Would you have seen his eyes well with tears? Would you still have walked towards Him keen to make him as angry as you were? “They were your children, for crying out loud! You claimed to love them? Why isn’t your heart breaking like mine?” Would you still stick your finger accusingly into His chest? Would you feel His heart breaking as you did so? Would you be able to stand as waves of love crashed out of the broken heart and flowed over you? Would you remember that the very nature of God is love so if His heart broke, love, hope, peace, gentleness would pour out? Would you launch your body at Him to fight? After all, don’t you have a right to be mad? To grieve this devastating loss? This heart wrenching and soul crushing disaster should be given a chance to be aired. As you collide with Him wanting to make Him feel pain, the same pain that your body and heart seemed to carry, will your body connect with the One who is life? Will you find that you are suddenly drawn inwards, from despair to hope and from hurting to healing?

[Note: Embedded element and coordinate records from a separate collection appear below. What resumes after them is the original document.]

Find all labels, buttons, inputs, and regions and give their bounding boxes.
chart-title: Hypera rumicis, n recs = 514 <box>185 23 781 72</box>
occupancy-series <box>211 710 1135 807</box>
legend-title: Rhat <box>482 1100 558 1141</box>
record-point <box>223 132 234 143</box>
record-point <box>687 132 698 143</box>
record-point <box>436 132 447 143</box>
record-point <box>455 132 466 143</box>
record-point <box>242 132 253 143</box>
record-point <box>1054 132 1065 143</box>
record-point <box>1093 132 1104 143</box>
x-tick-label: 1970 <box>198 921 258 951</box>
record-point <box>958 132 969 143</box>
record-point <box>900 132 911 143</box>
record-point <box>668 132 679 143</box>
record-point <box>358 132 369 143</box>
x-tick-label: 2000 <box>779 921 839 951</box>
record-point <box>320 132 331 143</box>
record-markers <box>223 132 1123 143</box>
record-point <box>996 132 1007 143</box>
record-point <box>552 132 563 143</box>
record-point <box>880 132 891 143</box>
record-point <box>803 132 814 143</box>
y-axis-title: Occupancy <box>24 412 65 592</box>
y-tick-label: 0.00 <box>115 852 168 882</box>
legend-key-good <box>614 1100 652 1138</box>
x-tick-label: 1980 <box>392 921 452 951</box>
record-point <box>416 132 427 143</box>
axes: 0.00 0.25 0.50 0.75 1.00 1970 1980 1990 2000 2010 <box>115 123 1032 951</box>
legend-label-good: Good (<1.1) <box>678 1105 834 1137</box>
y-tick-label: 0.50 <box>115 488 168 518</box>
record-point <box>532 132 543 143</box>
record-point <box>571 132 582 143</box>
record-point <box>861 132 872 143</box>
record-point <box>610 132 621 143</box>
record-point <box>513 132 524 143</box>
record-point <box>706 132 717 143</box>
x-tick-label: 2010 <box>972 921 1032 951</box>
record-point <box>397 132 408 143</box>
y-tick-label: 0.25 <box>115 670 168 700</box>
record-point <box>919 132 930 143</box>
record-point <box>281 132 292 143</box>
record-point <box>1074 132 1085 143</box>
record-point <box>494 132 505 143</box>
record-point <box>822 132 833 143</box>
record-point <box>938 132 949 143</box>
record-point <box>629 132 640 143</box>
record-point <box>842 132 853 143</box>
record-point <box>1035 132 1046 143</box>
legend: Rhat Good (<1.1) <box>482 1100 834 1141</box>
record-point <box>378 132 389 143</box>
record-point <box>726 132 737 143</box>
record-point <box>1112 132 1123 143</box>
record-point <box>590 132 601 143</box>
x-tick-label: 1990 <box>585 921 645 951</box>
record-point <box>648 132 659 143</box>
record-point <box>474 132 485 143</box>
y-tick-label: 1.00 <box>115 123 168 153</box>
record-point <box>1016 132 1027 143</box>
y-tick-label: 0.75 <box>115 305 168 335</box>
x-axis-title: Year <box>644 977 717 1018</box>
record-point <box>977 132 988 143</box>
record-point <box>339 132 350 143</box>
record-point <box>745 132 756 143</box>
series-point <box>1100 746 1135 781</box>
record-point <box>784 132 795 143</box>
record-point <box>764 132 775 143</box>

Will you realize at that moment that even when God’s heart has broken, He cannot go against His own nature to be life and light, to be hope and heal, to love.
You know that whatever choice you make will not be held against you. What choice will you make? I wonder as you finally get to your feet.
I pray that you will choose the second. I pray that you will choose to love knowing that to choose love is choosing to put to death hopelessness, desolation and despair. Knowing that choosing to love is choosing life, healing and joy in the very midst of grief. Amen.